After seeing so many mountains, though, it had become difficult (for me) to figure out if we were near Mount Fuji or not. The GPS said we were (I mean, it WAS Apple Maps,) but I couldn’t see any difference in the mountains surrounding us. After scouting the surround area for a moment, Shannon’s demeanor suddenly changed and she looked really thrilled and then turned to me in the car.
“You need to look higher,” she said.
I looked up in the air and, though the clouds, I saw it. The peak of Mount Fuji. It was WAY up there. It was hard to not get more than a little excited at how big the mountain was, but I was still focusing on my road mantra in Japan.
“Left side of the road. Left side of the road. Left side of the road.”
We got off at the next exit and saw signs for the Mount Fuji Visitors Center.
We took time to go inside and (YES!) the staff spoke English.
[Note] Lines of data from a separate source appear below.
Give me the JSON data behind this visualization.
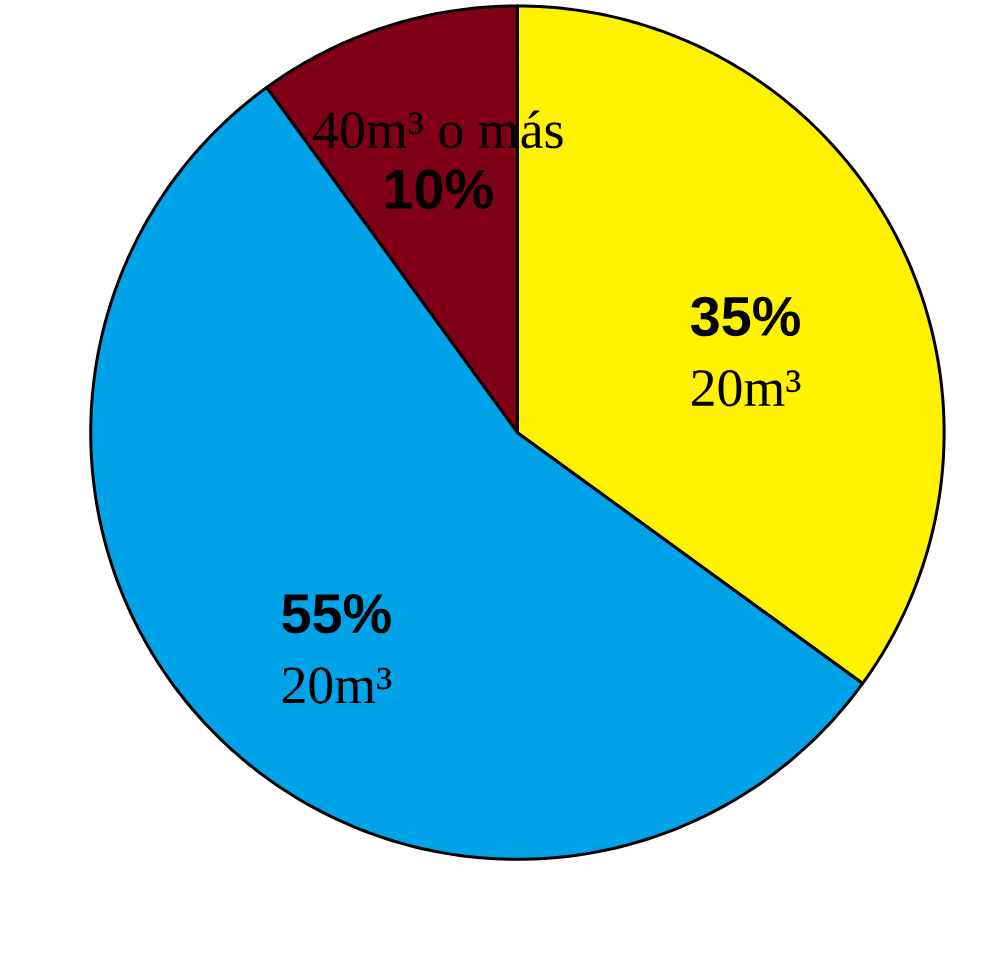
{
  "chart_data": {
    "type": "pie",
    "categories": [
      "40m³ o más",
      "20m³",
      "20m³"
    ],
    "values": [
      10,
      35,
      55
    ],
    "colors": [
      "#800018",
      "#fff200",
      "#00a2e8"
    ],
    "value_labels": [
      "10%",
      "35%",
      "55%"
    ]
  }
}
As a matter of fact, they asked if we would like to watch a short film about Mount Fuji in the center. They seemed excited that they would be able to show it to us with the English language track. Yay modern technology!
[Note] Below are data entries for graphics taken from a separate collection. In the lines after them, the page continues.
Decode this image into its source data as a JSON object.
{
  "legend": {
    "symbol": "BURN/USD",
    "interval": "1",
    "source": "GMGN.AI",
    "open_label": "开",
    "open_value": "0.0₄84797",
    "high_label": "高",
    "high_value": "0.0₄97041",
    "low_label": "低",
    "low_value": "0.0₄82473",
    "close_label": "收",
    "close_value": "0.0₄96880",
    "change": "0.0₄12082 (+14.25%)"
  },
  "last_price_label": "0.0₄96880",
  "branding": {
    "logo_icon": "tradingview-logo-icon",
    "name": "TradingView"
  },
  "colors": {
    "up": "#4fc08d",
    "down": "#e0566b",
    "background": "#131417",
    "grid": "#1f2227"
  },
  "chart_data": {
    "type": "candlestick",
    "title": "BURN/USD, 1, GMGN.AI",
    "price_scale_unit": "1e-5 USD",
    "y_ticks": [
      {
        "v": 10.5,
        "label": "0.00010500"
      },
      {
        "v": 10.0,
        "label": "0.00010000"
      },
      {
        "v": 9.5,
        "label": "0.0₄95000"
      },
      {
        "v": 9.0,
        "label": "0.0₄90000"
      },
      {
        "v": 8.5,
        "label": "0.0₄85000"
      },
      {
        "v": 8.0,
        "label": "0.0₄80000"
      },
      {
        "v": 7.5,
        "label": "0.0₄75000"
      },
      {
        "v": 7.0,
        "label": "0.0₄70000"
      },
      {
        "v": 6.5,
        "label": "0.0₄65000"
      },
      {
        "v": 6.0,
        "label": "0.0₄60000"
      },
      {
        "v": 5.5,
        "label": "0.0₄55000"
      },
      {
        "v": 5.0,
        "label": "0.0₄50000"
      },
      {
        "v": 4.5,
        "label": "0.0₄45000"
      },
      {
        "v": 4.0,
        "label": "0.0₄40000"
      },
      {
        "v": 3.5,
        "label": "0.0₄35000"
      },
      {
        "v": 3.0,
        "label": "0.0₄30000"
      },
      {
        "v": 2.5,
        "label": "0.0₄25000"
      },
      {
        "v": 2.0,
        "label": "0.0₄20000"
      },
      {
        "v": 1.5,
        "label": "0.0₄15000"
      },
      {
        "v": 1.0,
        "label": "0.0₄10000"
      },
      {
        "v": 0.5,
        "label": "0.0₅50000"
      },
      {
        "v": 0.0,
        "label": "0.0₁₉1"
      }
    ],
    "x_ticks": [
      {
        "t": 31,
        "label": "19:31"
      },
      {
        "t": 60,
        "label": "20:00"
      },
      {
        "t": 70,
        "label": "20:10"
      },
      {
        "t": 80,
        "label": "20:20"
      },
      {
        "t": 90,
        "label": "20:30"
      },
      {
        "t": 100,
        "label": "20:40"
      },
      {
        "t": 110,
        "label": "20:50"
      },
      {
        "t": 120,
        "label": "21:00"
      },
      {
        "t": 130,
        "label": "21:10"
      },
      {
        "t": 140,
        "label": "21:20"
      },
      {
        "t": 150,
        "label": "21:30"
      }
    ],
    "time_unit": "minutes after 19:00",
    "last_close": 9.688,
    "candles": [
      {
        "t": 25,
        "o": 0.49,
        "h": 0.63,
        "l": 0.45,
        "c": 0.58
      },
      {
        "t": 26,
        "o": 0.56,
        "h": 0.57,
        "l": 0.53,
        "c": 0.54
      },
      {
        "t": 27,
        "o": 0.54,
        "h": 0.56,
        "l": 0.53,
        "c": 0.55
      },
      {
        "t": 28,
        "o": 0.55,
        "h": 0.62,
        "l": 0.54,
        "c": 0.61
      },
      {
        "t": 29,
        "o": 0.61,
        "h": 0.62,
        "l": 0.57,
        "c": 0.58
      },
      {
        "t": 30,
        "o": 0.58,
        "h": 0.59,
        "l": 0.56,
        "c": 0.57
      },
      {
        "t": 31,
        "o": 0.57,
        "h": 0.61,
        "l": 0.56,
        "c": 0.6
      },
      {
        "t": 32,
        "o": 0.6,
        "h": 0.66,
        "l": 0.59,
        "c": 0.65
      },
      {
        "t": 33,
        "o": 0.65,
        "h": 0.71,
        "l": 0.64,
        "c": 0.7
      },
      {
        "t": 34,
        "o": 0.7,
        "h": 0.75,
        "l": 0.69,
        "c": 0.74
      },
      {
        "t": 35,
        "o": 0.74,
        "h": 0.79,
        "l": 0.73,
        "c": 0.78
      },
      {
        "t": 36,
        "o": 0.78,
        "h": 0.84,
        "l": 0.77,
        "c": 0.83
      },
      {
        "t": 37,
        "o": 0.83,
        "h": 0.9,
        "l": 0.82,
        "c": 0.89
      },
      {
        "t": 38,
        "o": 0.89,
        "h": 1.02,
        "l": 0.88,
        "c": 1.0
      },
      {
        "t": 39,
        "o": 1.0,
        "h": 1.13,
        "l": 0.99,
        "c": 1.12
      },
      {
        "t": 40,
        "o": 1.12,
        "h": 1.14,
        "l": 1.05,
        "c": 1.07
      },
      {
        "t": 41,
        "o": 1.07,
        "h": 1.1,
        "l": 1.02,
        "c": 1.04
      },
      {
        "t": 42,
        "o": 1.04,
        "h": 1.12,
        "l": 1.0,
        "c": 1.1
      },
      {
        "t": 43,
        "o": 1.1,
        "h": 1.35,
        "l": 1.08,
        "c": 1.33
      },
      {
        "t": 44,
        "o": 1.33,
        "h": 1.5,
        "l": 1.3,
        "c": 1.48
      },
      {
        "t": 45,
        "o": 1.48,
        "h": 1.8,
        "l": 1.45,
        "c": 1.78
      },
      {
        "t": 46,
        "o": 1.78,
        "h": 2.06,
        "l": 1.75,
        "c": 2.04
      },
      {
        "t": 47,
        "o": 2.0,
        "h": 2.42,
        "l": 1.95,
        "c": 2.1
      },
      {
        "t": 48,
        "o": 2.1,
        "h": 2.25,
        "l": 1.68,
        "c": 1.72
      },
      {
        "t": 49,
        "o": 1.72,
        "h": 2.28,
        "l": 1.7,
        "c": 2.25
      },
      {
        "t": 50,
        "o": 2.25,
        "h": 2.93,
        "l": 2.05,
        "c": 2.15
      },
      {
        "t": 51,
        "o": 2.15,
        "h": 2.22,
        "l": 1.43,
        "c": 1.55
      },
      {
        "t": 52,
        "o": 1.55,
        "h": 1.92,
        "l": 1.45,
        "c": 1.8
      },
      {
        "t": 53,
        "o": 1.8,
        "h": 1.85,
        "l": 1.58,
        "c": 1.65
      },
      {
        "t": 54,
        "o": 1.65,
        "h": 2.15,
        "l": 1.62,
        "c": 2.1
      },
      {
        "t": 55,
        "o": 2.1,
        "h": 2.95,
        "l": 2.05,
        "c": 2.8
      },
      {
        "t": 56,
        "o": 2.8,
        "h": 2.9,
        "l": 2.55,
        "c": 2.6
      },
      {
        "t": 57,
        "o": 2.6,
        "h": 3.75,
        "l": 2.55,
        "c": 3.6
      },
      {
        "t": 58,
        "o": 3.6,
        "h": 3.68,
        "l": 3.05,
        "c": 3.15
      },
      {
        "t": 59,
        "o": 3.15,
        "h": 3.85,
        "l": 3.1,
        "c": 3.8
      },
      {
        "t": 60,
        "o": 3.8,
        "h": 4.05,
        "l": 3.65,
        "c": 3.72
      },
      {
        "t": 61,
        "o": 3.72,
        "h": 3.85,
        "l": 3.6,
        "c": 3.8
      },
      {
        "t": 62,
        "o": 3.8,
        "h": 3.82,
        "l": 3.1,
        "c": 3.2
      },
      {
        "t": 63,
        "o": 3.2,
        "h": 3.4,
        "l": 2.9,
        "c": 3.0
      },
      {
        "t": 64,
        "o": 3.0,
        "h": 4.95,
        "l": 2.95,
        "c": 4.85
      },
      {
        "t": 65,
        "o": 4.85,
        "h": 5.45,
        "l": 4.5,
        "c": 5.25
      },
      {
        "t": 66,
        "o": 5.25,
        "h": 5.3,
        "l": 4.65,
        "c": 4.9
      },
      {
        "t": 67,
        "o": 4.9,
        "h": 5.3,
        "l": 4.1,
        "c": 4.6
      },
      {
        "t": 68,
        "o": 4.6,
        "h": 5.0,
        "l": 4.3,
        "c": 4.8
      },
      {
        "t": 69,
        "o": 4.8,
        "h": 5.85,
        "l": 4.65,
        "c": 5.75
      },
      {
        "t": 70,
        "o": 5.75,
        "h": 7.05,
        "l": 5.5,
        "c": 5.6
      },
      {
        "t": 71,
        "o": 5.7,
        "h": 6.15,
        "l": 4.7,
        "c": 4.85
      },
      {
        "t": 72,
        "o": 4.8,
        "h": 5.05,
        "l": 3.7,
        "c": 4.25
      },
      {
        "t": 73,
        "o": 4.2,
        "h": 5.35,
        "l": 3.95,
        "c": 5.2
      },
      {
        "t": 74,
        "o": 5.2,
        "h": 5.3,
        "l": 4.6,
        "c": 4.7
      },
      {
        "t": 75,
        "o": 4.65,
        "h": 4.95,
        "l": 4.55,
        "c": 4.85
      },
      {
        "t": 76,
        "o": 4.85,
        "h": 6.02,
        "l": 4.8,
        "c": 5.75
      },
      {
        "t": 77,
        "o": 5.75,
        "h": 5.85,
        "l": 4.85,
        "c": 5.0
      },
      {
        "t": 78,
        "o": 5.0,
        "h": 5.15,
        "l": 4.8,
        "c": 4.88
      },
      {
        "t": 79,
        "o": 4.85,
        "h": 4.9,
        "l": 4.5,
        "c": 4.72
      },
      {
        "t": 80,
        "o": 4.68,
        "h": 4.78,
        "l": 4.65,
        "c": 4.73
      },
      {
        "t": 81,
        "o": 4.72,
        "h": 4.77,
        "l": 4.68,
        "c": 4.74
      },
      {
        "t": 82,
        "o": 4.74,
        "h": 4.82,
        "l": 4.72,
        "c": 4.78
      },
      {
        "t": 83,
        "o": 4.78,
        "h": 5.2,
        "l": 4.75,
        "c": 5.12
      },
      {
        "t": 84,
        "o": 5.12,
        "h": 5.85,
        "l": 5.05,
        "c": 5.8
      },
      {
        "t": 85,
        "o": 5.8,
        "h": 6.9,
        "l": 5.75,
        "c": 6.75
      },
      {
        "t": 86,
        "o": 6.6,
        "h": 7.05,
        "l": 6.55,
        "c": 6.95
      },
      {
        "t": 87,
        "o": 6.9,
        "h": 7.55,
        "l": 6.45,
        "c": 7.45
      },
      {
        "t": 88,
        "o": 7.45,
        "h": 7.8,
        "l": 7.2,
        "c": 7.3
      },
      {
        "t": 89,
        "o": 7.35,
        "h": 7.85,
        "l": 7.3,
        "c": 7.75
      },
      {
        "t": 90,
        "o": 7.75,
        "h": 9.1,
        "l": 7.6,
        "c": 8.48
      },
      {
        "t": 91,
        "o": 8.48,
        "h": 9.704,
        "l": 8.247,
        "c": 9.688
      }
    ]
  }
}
The film lasted about ten minutes and explained that the mountain was a dorment volcano and the effect that had on the local ecosystem. The film also showed footage of the annual climbing season that kicks off each summer. Shannon, of course, started her “if we ever come back” speech about returning during that particular time of year. After my adventure climbing out of the Grand Canyon, though, I was less than motivated to look into doing so.
After the film, we walked around the the museum inside the Visitors Center. Aside from the museum and upstairs restaurant, they had a gift shop that sold Mount Fuji merchandise: t-Shirts, pens, snacks, keychains… the usual fare. They even had Mount Fuji water.
For no reason whatsoever, I felt the need to take a photo of the squirrels on the signs pointing the way.
METAL SQUIRRELS OF AWESOME.
After writing some postcards and buying some souvenirs, we got in the car and started our ascent. According to the attendants working at the Visitors Center, the farthest we could drive up was the “fourth step” up the mountain (which turned out to be the fourth rest stop.) So we looked at the posted map:
Then we got in a car and started driving.